In the world of boats there used to be a clear separation of power: The family boater picked the bowrider for its open bow, sterndrive power and ability to tow skiers and tubers. The angler opted for the hard-core fishing boat, creature comforts be damned. But something happened along the way: With the rise in crossover cars, boaters began to change their views on boats too. The modern outboard-powered dual console arose, and it presents a serious challenge to bowriders’ family-fun supremacy. Which is best for you? We put the Sea Ray 230 SLX and the Boston Whaler 230 Vantage to the test. Both are owned by Brunswick, obviating favoritism. Here are the facts; it’s up to you to decide.
The Bowrider: Sea Ray 230 SLX
For many, the bowrider is the quintessential day boat. The Sea Ray 230 SLX is no exception, with a typical bowrider floor plan enhanced by intriguing innovations. The obvious place to start in comparing the two models is the power package: The 230 Vantage offers outboard power and the 230 SLX is propelled by a sterndrive. That means the engine is hidden underneath the sun pad.
The sun pad is a key component of the 230 SLX, an amenity that the 230 Vantage lacks. If you’re a fisherman, this is a good thing, because you’ll appreciate the open cockpit space. But if you’re a family boater, your crew will crave a place to kick back and catch rays.

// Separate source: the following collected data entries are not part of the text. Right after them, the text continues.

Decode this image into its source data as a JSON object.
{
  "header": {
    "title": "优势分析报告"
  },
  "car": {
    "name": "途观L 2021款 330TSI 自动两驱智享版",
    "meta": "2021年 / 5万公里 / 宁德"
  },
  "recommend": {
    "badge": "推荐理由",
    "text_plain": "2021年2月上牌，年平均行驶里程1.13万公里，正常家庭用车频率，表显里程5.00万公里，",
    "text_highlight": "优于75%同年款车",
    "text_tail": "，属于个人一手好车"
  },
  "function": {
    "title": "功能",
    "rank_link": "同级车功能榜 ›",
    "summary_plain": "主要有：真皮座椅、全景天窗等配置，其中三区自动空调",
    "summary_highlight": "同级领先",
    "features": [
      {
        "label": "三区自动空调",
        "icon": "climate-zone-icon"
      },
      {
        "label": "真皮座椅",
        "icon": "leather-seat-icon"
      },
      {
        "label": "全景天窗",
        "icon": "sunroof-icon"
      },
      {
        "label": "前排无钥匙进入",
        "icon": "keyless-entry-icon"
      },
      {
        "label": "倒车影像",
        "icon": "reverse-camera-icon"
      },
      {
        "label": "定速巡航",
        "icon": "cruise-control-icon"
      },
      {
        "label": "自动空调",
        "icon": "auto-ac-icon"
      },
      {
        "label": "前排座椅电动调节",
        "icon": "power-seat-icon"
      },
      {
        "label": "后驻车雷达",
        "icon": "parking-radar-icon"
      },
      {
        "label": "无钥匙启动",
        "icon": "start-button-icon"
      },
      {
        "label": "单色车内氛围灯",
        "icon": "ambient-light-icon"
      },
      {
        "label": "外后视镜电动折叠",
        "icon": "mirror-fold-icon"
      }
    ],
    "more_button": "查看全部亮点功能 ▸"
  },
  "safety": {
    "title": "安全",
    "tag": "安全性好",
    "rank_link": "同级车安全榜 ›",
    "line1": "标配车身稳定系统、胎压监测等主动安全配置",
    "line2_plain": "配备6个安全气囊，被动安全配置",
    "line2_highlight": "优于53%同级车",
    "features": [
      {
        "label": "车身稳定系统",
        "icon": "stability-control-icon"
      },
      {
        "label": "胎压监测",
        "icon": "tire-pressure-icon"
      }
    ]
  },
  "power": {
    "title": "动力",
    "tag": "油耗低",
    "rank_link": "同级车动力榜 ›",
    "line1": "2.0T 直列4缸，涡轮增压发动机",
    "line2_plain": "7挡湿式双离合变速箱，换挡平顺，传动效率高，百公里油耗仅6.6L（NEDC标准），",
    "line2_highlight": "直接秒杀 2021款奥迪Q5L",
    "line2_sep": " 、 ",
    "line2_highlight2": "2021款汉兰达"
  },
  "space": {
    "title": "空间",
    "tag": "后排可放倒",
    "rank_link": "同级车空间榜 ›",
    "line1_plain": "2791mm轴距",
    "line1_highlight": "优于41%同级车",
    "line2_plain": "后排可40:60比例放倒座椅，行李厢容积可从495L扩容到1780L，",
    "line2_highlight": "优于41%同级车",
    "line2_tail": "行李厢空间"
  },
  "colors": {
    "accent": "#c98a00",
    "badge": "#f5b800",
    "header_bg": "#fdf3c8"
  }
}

The 230 SLX has a transom deadrise of 21 degrees — giving it a slightly sharper hull than the Vantage by one degree. The Bravo Three drive features dual counter-rotating propellers, which give the 230 SLX excellent bite in turns, allowing for graceful carving maneuvers at speeds in excess of 30 mph. This translates at low speeds as well, as the dual propeller system allows for better handling in close quarters, such as while docking or loading on a trailer.